KLA10643
Multiple vulnerabilities in Mozilla Firefox and Firefox ESR

Multiple serious vulnerabilities have been found in Mozilla Firefox. Malicious users can exploit these vulnerabilities to cause denial of service, bypass security restrictions, conduct CSS attack, gain privileges or execute arbitrary code.

Below is a complete list of vulnerabilities

1. Several memory safety bugs can be exploited remotely via an unknown vectors to cause denial of service or execute arbitrary code;
2. Out-of-bounds reading error can be exploited remotely via a specially designed MP3 file to cause denial of service or execute arbitrary code;
3. Use-after-free vulnerability at Web Audio API can be exploited remotely via an unknown vectors to cause denial of service or execute arbitrary code;
4. An unknown vulnerability can be exploited via specially designed JSON to bypass intended restrictions;
5. Multiple overflows can be exploited remotely via a specially designed MPEG4 video to cause denial of service or execute arbitrary code;
6. Race condition at Mozilla Maintenance Service can be exploited locally (Microsoft Windows only) to execute arbitrary code or gain privileges;
7. Improper files handling at Updater can be exploited locally via a specially designed MAR file to cause denial of service or execute arbitrary code;
8. An unknown vulnerability can be exploited remotely via address manipulation to conduct man-in-the-middle attack and bypass intended restrictions;
9. An unknown vulnerability at JavaScript can be exploited remotely via a specially designed views to cause denial of service;
10. Heap overflow can be exploited remotely via a specially designed bitmap (for Linux with Gnome only) to cause denial of service or execute arbitrary code;
11. Buffer overflows can be exploited remotely via a specially designed WebM file to cause denial of service or execute arbitrary code;
12. Multiple memory vulnerabilities can be exploited via an unknown vectors to cause denial of service;
13. Improper implementation of security policies can be exploited remotely via a specially design URLs to conduct cross-site-scripting attack;
14. Use-after-free vulnerability can be exploited remotely via an unknown vectors to cause denial of service.

Technical details

Bugs named in (1) are unexploitable at all. But some can be exploited under certain circumstances and some of exploitable can cause code execution.

(2) to exploit this vulnerability malicious can design MP3 file which switches sample formats.

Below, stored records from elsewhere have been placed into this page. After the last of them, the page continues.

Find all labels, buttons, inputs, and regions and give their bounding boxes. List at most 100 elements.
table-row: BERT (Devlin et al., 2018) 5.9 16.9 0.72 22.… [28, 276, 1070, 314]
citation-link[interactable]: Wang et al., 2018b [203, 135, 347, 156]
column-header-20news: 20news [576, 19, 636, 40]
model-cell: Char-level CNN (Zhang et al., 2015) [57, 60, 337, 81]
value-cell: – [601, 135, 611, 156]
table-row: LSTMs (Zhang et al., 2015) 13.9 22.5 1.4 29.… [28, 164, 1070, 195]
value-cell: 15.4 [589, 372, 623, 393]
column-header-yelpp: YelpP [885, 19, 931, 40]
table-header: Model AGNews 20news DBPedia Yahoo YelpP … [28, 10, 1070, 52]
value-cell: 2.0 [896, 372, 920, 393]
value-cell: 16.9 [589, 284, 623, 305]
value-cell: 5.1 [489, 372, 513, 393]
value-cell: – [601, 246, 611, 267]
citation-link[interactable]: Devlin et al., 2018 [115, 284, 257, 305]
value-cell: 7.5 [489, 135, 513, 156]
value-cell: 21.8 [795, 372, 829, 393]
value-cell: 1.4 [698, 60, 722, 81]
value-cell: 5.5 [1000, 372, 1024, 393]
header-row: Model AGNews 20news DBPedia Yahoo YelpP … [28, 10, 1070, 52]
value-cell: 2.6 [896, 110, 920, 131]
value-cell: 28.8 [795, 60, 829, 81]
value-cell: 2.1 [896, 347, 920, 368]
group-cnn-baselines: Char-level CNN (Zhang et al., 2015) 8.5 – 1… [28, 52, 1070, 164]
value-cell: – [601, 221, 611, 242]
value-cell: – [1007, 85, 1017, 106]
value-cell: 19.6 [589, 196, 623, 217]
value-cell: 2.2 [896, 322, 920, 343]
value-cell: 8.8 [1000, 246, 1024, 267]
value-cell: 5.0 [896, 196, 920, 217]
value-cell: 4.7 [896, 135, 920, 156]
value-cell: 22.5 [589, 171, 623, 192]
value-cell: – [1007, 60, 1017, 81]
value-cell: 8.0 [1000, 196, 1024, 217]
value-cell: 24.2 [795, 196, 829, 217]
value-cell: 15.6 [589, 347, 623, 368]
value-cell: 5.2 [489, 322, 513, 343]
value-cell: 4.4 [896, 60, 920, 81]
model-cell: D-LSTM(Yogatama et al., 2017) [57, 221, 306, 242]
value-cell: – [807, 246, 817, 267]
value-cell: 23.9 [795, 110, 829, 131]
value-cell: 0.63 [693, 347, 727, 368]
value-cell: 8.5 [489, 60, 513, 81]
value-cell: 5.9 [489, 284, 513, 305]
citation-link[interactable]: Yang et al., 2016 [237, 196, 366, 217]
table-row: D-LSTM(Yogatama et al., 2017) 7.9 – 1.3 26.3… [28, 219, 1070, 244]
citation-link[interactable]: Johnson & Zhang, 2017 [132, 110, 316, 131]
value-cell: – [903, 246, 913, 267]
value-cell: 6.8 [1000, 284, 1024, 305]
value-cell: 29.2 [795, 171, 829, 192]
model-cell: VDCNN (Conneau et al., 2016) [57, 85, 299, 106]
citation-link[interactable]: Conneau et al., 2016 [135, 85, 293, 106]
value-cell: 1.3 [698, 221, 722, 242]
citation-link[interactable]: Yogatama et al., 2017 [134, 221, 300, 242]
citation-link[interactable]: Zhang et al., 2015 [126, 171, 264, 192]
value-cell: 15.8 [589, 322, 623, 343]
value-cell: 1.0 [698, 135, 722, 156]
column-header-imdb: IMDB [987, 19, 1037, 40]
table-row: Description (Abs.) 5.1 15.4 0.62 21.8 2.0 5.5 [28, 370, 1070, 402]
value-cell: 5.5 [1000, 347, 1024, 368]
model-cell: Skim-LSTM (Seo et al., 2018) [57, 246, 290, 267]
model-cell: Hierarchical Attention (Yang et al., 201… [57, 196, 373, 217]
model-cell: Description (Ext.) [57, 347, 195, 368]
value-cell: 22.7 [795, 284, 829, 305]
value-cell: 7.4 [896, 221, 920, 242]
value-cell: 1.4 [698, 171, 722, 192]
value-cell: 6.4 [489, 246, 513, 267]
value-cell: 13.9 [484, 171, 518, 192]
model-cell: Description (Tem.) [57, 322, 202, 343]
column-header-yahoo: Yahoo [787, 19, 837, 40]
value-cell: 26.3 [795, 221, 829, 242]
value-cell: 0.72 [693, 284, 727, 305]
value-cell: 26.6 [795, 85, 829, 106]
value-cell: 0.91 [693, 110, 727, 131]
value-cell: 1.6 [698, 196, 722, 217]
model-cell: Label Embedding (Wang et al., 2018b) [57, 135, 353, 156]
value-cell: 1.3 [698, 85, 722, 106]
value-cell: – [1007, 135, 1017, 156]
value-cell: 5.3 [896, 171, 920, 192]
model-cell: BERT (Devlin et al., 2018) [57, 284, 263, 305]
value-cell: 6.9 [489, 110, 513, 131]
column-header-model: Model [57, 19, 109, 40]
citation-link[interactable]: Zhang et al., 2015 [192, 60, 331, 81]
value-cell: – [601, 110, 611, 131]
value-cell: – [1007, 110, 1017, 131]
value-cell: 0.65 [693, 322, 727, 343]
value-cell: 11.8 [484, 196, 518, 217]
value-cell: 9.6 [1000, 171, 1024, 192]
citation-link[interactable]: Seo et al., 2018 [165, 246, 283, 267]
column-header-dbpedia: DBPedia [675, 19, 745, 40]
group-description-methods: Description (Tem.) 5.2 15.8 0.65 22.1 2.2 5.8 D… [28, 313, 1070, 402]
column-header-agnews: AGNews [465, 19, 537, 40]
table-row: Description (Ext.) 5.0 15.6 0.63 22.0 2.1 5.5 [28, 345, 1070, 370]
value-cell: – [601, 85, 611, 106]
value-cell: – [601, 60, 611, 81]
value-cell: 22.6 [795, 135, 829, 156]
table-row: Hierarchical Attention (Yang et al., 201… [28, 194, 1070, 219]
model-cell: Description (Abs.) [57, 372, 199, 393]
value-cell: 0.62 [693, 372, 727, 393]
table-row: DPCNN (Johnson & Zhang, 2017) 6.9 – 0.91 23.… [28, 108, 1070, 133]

(3) occurs at interaction of MediaStream with Web Audio API.

Some non-configurable properties on JS objects can be changed while JSON interaction. Which cause same-origin bypass (4).

MPEG4 can be used to exploit (5) via malicious ‘saio’ chunk, invalid size parameter in ESDS chunk or artlessly corrupt file.

Usage of a hard link by means of race condition at Mozilla Maintenance Service on Windows can write log file into restricted location. If someone can run privileged program which used overwrote file (6) can be triggered.

(7) can be exploited by specially designed name of MAR (Mozilla ARchive) file. Also to exploit this vulnerability malicious user must create such named file and let Updater use it.

Opening target page prefixed by feed: using POST disabling mixed content blocker for that page (8).

(9) caused by a crash, occurs when JavaScript when using shared memory, does not properly gate access to Atomics or SharedArrayBuffer views.

Heap overflow in gdk-pixbuf causes (10), which can be triggered by bitmap scaling.

(11) caused by buffer overflows in Libvpx used for WebN video decoding.

(12) explored through code inspection and doesn’t have clear exploit mechanism. But vulnerable if mechanism would be found.

CSP implementation in Firefox does not match specification. By specification states that blob, data and filesystem URLs should be excluded when matching wildcard. But current culnerable implementation allows these URLs in case of asterisk (*) wildcard (13).

(14) can be triggered by recursive calling .open() on an XMLHttpRequest in a SharedWorker.

Mozilla Firefox versions earlier than 40.0
Mozilla Firefox ESR versions earlier than 38.2

Update to the latest version
Get Firefox ESR
Get Firefox

Public exploits exist for this vulnerability.